Principais Parâmetros Ópticos: Campo de Visão (FOV), Distância de Trabalho e Distância Focal

Como o Campo de Visão (FOV) Determina a Adequação da Lente para Visão Computacional em Inspeções em Linhas de Montagem

O campo de visão, ou FOV (abreviação de field of view), basicamente indica qual área uma câmera é capaz de capturar simultaneamente — fator de grande importância ao inspecionar produtos em linhas de montagem. Se o FOV for muito estreito, pequenos defeitos nas bordas podem passar totalmente despercebidos. Por outro lado, um FOV excessivamente amplo faz com que cada pixel cubra uma área maior, resultando em perda de detalhes e redução da resolução. Existe uma fórmula prática para calcular tudo isso: multiplicar o tamanho do sensor pela distância de trabalho e dividir pelo comprimento focal. Suponha, por exemplo, que alguém precise cobrir integralmente um objeto com um sensor de 100 mm.
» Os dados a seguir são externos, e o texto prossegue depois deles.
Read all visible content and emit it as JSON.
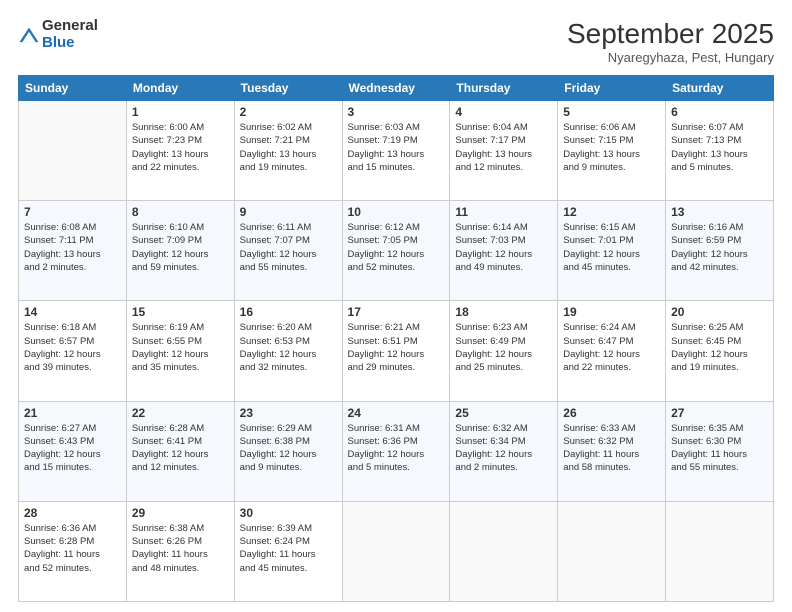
{
  "logo": {
    "general": "General",
    "blue": "Blue"
  },
  "title": {
    "month_year": "September 2025",
    "location": "Nyaregyhaza, Pest, Hungary"
  },
  "header_days": [
    "Sunday",
    "Monday",
    "Tuesday",
    "Wednesday",
    "Thursday",
    "Friday",
    "Saturday"
  ],
  "weeks": [
    [
      {
        "day": "",
        "info": ""
      },
      {
        "day": "1",
        "info": "Sunrise: 6:00 AM\nSunset: 7:23 PM\nDaylight: 13 hours\nand 22 minutes."
      },
      {
        "day": "2",
        "info": "Sunrise: 6:02 AM\nSunset: 7:21 PM\nDaylight: 13 hours\nand 19 minutes."
      },
      {
        "day": "3",
        "info": "Sunrise: 6:03 AM\nSunset: 7:19 PM\nDaylight: 13 hours\nand 15 minutes."
      },
      {
        "day": "4",
        "info": "Sunrise: 6:04 AM\nSunset: 7:17 PM\nDaylight: 13 hours\nand 12 minutes."
      },
      {
        "day": "5",
        "info": "Sunrise: 6:06 AM\nSunset: 7:15 PM\nDaylight: 13 hours\nand 9 minutes."
      },
      {
        "day": "6",
        "info": "Sunrise: 6:07 AM\nSunset: 7:13 PM\nDaylight: 13 hours\nand 5 minutes."
      }
    ],
    [
      {
        "day": "7",
        "info": "Sunrise: 6:08 AM\nSunset: 7:11 PM\nDaylight: 13 hours\nand 2 minutes."
      },
      {
        "day": "8",
        "info": "Sunrise: 6:10 AM\nSunset: 7:09 PM\nDaylight: 12 hours\nand 59 minutes."
      },
      {
        "day": "9",
        "info": "Sunrise: 6:11 AM\nSunset: 7:07 PM\nDaylight: 12 hours\nand 55 minutes."
      },
      {
        "day": "10",
        "info": "Sunrise: 6:12 AM\nSunset: 7:05 PM\nDaylight: 12 hours\nand 52 minutes."
      },
      {
        "day": "11",
        "info": "Sunrise: 6:14 AM\nSunset: 7:03 PM\nDaylight: 12 hours\nand 49 minutes."
      },
      {
        "day": "12",
        "info": "Sunrise: 6:15 AM\nSunset: 7:01 PM\nDaylight: 12 hours\nand 45 minutes."
      },
      {
        "day": "13",
        "info": "Sunrise: 6:16 AM\nSunset: 6:59 PM\nDaylight: 12 hours\nand 42 minutes."
      }
    ],
    [
      {
        "day": "14",
        "info": "Sunrise: 6:18 AM\nSunset: 6:57 PM\nDaylight: 12 hours\nand 39 minutes."
      },
      {
        "day": "15",
        "info": "Sunrise: 6:19 AM\nSunset: 6:55 PM\nDaylight: 12 hours\nand 35 minutes."
      },
      {
        "day": "16",
        "info": "Sunrise: 6:20 AM\nSunset: 6:53 PM\nDaylight: 12 hours\nand 32 minutes."
      },
      {
        "day": "17",
        "info": "Sunrise: 6:21 AM\nSunset: 6:51 PM\nDaylight: 12 hours\nand 29 minutes."
      },
      {
        "day": "18",
        "info": "Sunrise: 6:23 AM\nSunset: 6:49 PM\nDaylight: 12 hours\nand 25 minutes."
      },
      {
        "day": "19",
        "info": "Sunrise: 6:24 AM\nSunset: 6:47 PM\nDaylight: 12 hours\nand 22 minutes."
      },
      {
        "day": "20",
        "info": "Sunrise: 6:25 AM\nSunset: 6:45 PM\nDaylight: 12 hours\nand 19 minutes."
      }
    ],
    [
      {
        "day": "21",
        "info": "Sunrise: 6:27 AM\nSunset: 6:43 PM\nDaylight: 12 hours\nand 15 minutes."
      },
      {
        "day": "22",
        "info": "Sunrise: 6:28 AM\nSunset: 6:41 PM\nDaylight: 12 hours\nand 12 minutes."
      },
      {
        "day": "23",
        "info": "Sunrise: 6:29 AM\nSunset: 6:38 PM\nDaylight: 12 hours\nand 9 minutes."
      },
      {
        "day": "24",
        "info": "Sunrise: 6:31 AM\nSunset: 6:36 PM\nDaylight: 12 hours\nand 5 minutes."
      },
      {
        "day": "25",
        "info": "Sunrise: 6:32 AM\nSunset: 6:34 PM\nDaylight: 12 hours\nand 2 minutes."
      },
      {
        "day": "26",
        "info": "Sunrise: 6:33 AM\nSunset: 6:32 PM\nDaylight: 11 hours\nand 58 minutes."
      },
      {
        "day": "27",
        "info": "Sunrise: 6:35 AM\nSunset: 6:30 PM\nDaylight: 11 hours\nand 55 minutes."
      }
    ],
    [
      {
        "day": "28",
        "info": "Sunrise: 6:36 AM\nSunset: 6:28 PM\nDaylight: 11 hours\nand 52 minutes."
      },
      {
        "day": "29",
        "info": "Sunrise: 6:38 AM\nSunset: 6:26 PM\nDaylight: 11 hours\nand 48 minutes."
      },
      {
        "day": "30",
        "info": "Sunrise: 6:39 AM\nSunset: 6:24 PM\nDaylight: 11 hours\nand 45 minutes."
      },
      {
        "day": "",
        "info": ""
      },
      {
        "day": "",
        "info": ""
      },
      {
        "day": "",
        "info": ""
      },
      {
        "day": "",
        "info": ""
      }
    ]
  ]
}
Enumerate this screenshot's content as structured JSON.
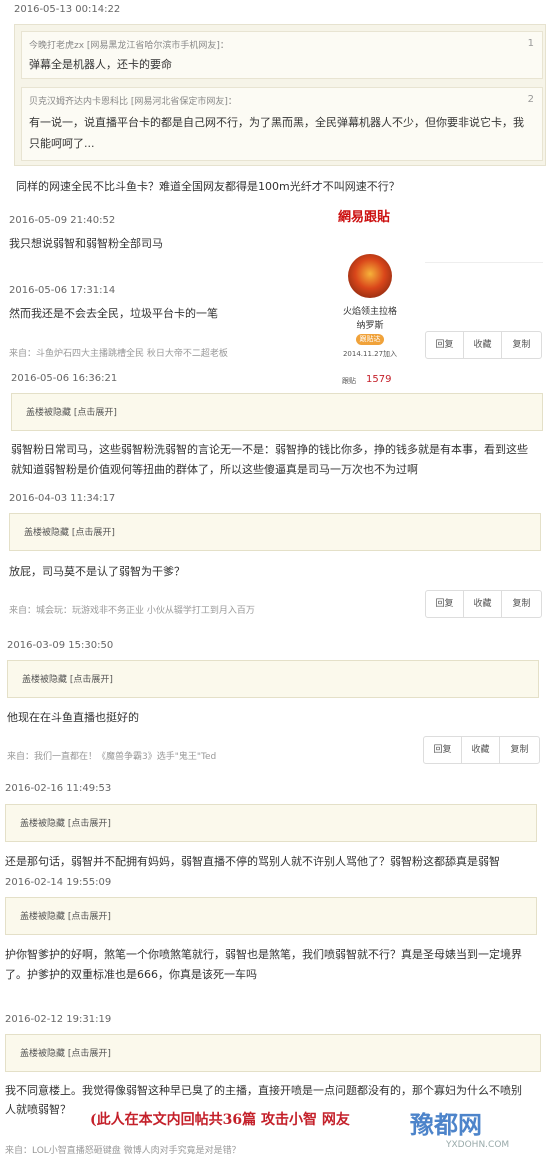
{
  "quote": {
    "top_timestamp": "2016-05-13 00:14:22",
    "floors": [
      {
        "header": "今晚打老虎zx [网易黑龙江省哈尔滨市手机网友]：",
        "floor": "1",
        "text_lines": [
          "弹幕全是机器人，还卡的要命"
        ]
      },
      {
        "header": "贝克汉姆齐达内卡恩科比 [网易河北省保定市网友]：",
        "floor": "2",
        "text_lines": [
          "有一说一，说直播平台卡的都是自己网不行，为了黑而黑，全民弹幕机器人不少，但你要非说它卡，我",
          "只能呵呵了..."
        ]
      }
    ],
    "reply": "同样的网速全民不比斗鱼卡？难道全国网友都得是100m光纤才不叫网速不行？"
  },
  "logo": "網易跟貼",
  "user_card": {
    "name_line1": "火焰领主拉格",
    "name_line2": "纳罗斯",
    "badge": "跟贴达",
    "joined": "2014.11.27加入",
    "label": "跟贴",
    "count": "1579"
  },
  "posts": [
    {
      "ts": "2016-05-09 21:40:52",
      "body": [
        "我只想说弱智和弱智粉全部司马"
      ]
    },
    {
      "ts": "2016-05-06 17:31:14",
      "body": [
        "然而我还是不会去全民，垃圾平台卡的一笔"
      ],
      "source": "来自：斗鱼炉石四大主播跳槽全民 秋日大帝不二超老板"
    },
    {
      "ts": "2016-05-06 16:36:21",
      "hidden": "盖楼被隐藏",
      "expand": "[点击展开]",
      "body": [
        "弱智粉日常司马，这些弱智粉洗弱智的言论无一不是：弱智挣的钱比你多，挣的钱多就是有本事，看到这些",
        "就知道弱智粉是价值观何等扭曲的群体了，所以这些傻逼真是司马一万次也不为过啊"
      ]
    },
    {
      "ts": "2016-04-03 11:34:17",
      "hidden": "盖楼被隐藏",
      "expand": "[点击展开]",
      "body": [
        "放屁，司马莫不是认了弱智为干爹？"
      ],
      "source": "来自：城会玩：玩游戏非不务正业 小伙从辍学打工到月入百万"
    },
    {
      "ts": "2016-03-09 15:30:50",
      "hidden": "盖楼被隐藏",
      "expand": "[点击展开]",
      "body": [
        "他现在在斗鱼直播也挺好的"
      ],
      "source": "来自：我们一直都在！《魔兽争霸3》选手\"鬼王\"Ted"
    },
    {
      "ts": "2016-02-16 11:49:53",
      "hidden": "盖楼被隐藏",
      "expand": "[点击展开]",
      "body": [
        "还是那句话，弱智并不配拥有妈妈，弱智直播不停的骂别人就不许别人骂他了？弱智粉这都舔真是弱智"
      ]
    },
    {
      "ts": "2016-02-14 19:55:09",
      "hidden": "盖楼被隐藏",
      "expand": "[点击展开]",
      "body": [
        "护你智爹护的好啊，煞笔一个你喷煞笔就行，弱智也是煞笔，我们喷弱智就不行？真是圣母婊当到一定境界",
        "了。护爹护的双重标准也是666，你真是该死一车吗"
      ]
    },
    {
      "ts": "2016-02-12 19:31:19",
      "hidden": "盖楼被隐藏",
      "expand": "[点击展开]",
      "body": [
        "我不同意楼上。我觉得像弱智这种早已臭了的主播，直接开喷是一点问题都没有的，那个寡妇为什么不喷别",
        "人就喷弱智？"
      ],
      "source": "来自：LOL小智直播怒砸键盘 微博人肉对手究竟是对是错？"
    }
  ],
  "buttons": {
    "reply": "回复",
    "favorite": "收藏",
    "copy": "复制"
  },
  "watermark": {
    "note": "(此人在本文内回帖共36篇 攻击小智 网友",
    "site": "豫都网",
    "url": "YXDOHN.COM"
  }
}
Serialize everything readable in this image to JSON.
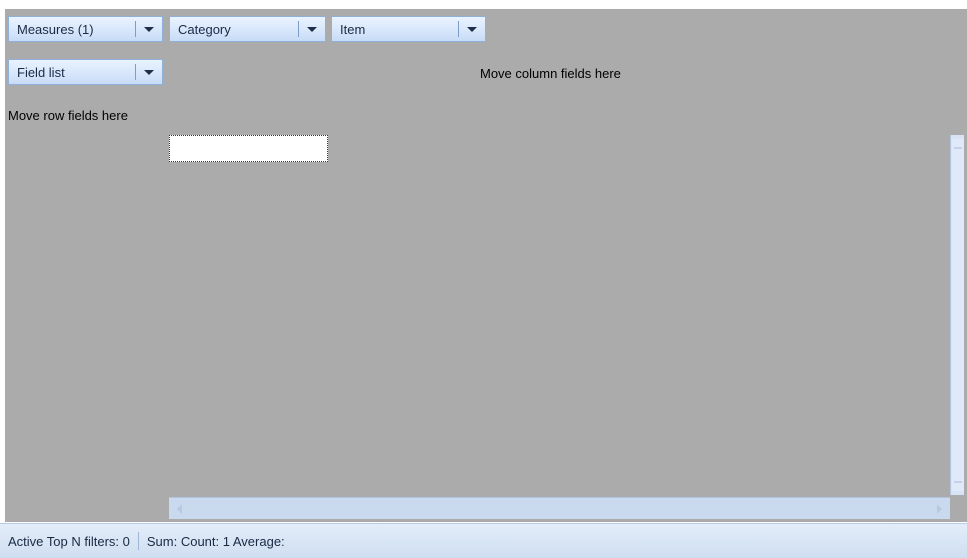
{
  "fields": {
    "measures": "Measures (1)",
    "category": "Category",
    "item": "Item",
    "field_list": "Field list"
  },
  "hints": {
    "column_fields": "Move column fields here",
    "row_fields": "Move row fields here"
  },
  "status": {
    "top_n": "Active Top N filters: 0",
    "stats": "Sum:  Count: 1 Average:"
  },
  "icons": {
    "dropdown": "chevron-down-icon"
  }
}
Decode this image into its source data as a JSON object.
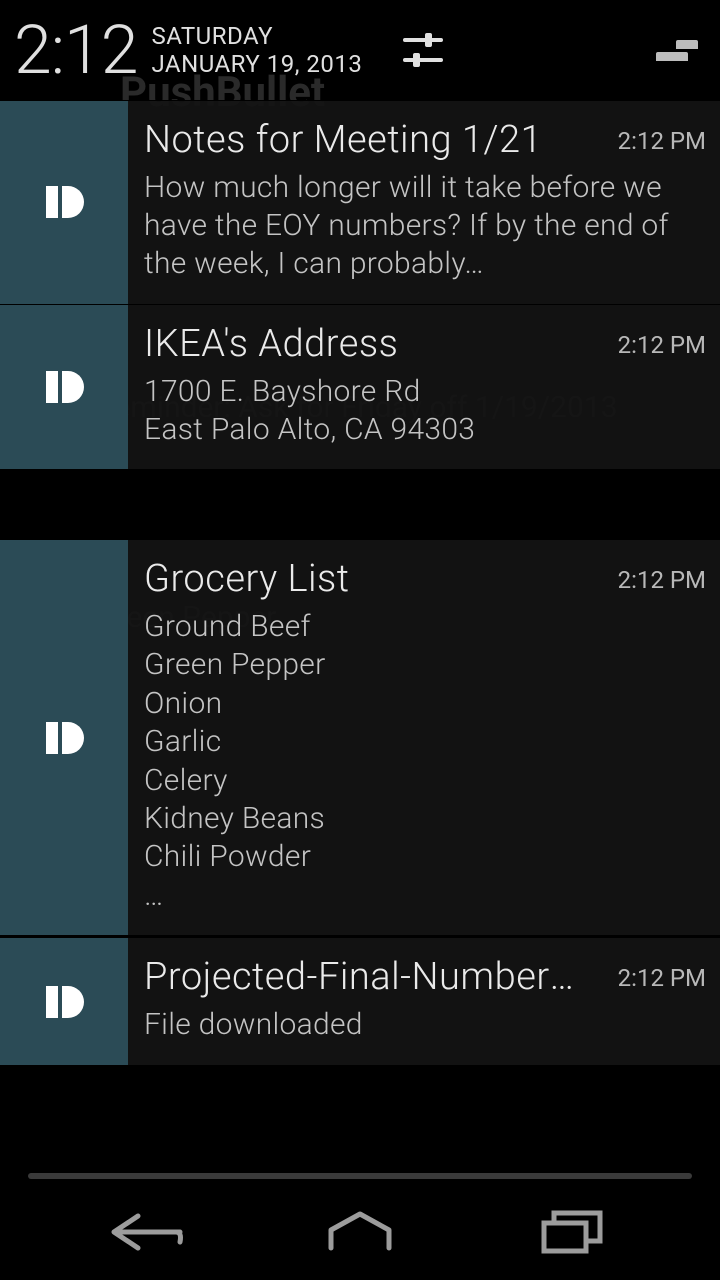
{
  "status": {
    "time": "2:12",
    "day_of_week": "SATURDAY",
    "date": "JANUARY 19, 2013"
  },
  "colors": {
    "notif_icon_bg": "#2b4b56",
    "text_primary": "#eaeaea",
    "text_secondary": "#c4c4c4"
  },
  "notifications": [
    {
      "app_icon": "pushbullet-icon",
      "title": "Notes for Meeting 1/21",
      "timestamp": "2:12 PM",
      "lines": [
        "How much longer will it take before we have the EOY numbers? If by the end of the week, I can probably…"
      ]
    },
    {
      "app_icon": "pushbullet-icon",
      "title": "IKEA's Address",
      "timestamp": "2:12 PM",
      "lines": [
        "1700 E. Bayshore Rd",
        "East Palo Alto, CA 94303"
      ]
    },
    {
      "app_icon": "pushbullet-icon",
      "title": "Grocery List",
      "timestamp": "2:12 PM",
      "lines": [
        "Ground Beef",
        "Green Pepper",
        "Onion",
        "Garlic",
        "Celery",
        "Kidney Beans",
        "Chili Powder",
        "…"
      ]
    },
    {
      "app_icon": "pushbullet-icon",
      "title": "Projected-Final-Numbers-E..",
      "timestamp": "2:12 PM",
      "lines": [
        "File downloaded"
      ]
    }
  ],
  "background_hints": {
    "app_title": "PushBullet",
    "peek1": "Reminder: Ask for Friday off 1/19/2013",
    "peek2": "Green Pepper"
  }
}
Nesse caso, provavelmente será necessário aproximar-se mais do objeto ou escolher uma lente diferente, conforme o espaço físico disponível. De acordo com alguns relatórios setoriais em circulação, quase um terço de todos os problemas com sistemas de visão decorre inicialmente de uma configuração incorreta do FOV. Acertar esse parâmetro garante que cada centímetro das peças seja digitalizado adequadamente, sem que artefatos indesejados causados pelo movimento interfiram no processo — o que, em última análise, contribui para a detecção mais rápida de defeitos durante operações de manufatura de alta velocidade.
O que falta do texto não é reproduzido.